Хайруллин глотнул морса. Не тот вкус. Видимо, его нужно было лить в высохшую глотку. Он здесь не свой, никогда не был своим… и все же идея – быть может, забытая и обитателями этого места, и всеми на свете, может, изуродованная, поросшая сорняками, – она жила в нем, единственная несомненная после всего.
Магас уже ждал в дверях, возле таблички «Юридические консультации». Они с гостем без слов пожали друг другу руки и прошли в кабинет. Хайруллин молча извлек телефон, и Магас достал металлический ящик, в который убрал и его, и свой гаджет. Крутанулся, демонстрируя, что нигде не спрятал другой аппарат. Хайруллин отмахнулся: все это привычки; он не собирался выдавать настоящие секреты.

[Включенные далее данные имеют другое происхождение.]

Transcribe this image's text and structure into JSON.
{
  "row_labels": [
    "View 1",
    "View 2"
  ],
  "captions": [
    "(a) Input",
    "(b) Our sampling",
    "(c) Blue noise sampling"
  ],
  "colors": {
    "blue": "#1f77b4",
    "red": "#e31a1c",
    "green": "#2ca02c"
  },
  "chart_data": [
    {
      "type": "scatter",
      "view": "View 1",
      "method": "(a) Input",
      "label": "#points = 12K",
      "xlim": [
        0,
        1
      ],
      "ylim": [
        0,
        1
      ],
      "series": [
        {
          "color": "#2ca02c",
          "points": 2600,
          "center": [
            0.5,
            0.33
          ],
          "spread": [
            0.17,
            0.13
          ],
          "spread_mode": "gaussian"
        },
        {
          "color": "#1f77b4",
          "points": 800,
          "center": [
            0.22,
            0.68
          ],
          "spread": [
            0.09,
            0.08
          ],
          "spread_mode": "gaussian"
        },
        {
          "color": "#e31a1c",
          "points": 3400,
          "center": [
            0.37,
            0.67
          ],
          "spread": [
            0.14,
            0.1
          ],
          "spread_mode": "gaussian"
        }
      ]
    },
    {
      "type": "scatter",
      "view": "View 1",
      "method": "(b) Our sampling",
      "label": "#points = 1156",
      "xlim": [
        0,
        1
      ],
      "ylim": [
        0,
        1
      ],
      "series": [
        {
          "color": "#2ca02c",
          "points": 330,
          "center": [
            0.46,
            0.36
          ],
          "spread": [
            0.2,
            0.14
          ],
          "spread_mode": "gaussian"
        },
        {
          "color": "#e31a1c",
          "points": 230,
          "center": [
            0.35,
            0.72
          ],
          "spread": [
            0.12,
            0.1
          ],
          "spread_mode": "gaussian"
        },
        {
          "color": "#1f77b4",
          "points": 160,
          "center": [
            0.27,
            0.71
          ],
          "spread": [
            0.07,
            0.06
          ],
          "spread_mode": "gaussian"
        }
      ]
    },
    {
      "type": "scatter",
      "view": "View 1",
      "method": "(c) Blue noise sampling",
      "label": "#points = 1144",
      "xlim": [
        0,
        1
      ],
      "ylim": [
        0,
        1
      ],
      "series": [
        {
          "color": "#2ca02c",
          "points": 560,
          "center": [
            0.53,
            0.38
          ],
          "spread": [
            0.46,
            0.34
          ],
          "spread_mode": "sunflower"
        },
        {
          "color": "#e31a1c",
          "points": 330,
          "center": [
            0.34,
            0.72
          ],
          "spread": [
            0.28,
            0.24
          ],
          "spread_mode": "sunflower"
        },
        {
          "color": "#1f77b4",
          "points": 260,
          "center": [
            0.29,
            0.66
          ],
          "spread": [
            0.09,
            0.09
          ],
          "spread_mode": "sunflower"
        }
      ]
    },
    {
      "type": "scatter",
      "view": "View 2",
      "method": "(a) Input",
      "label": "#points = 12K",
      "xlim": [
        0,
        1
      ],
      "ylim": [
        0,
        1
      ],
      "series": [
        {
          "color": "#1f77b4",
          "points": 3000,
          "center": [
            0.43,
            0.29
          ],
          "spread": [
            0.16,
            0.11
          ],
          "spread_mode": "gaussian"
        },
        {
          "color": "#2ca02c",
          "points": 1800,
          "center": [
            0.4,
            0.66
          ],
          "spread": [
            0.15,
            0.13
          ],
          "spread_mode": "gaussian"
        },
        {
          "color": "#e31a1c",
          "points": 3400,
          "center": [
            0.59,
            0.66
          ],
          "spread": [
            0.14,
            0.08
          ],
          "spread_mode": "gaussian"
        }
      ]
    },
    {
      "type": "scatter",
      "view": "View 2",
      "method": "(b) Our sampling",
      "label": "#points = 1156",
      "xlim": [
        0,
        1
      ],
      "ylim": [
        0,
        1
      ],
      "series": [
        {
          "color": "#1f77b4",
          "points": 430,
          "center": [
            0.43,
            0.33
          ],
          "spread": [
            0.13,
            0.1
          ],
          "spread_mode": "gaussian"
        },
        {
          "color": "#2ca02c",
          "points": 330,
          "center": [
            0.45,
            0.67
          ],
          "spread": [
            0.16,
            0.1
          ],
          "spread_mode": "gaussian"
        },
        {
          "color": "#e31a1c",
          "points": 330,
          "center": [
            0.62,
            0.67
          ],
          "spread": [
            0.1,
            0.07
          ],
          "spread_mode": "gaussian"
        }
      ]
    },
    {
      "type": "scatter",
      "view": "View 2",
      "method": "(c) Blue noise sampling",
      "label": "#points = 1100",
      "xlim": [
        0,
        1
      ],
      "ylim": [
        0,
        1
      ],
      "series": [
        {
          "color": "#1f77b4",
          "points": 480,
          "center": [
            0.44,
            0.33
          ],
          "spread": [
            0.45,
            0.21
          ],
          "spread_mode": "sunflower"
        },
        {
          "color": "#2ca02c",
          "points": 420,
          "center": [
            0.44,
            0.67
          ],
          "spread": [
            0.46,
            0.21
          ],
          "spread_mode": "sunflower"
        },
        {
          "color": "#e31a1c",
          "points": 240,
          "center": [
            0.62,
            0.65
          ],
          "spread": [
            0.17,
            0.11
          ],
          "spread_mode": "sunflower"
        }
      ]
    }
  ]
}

Три стены были перегорожены тяжеловесными книжными шкафами, неряшливость и нестройность внутри которых свидетельствовала о том, что это не антураж, а живая библиотека. Массивный стол был безо всякого порядка и отбора заставлен сувенирами с разных берегов мира; из рабочего, пожалуй, имелся только планшет. Магас носил все ту же шапочку-чульо – оплот простодушия над тщательно подобранным революционным гардеробом: брюки-чиносы от «Авам», льняной пиджак от процветающего радфем бренда, футболка с красной звездой и холщовые эспадрильи, производившиеся на территории наксалитов. Хайруллин, конечно, не узнал большинство марок. Он был в полицейской форме, в которую ненавидящие, презрительные взгляды били, как в бронежилет.
Хайруллин сел в глубокое кожаное кресло, заявлявшее о гостеприимстве хозяина, который для себя выбрал непритязательное офисное сиденье. Потребовалась пара секунд, чтобы почувствовать: трещины в голосе залатаны.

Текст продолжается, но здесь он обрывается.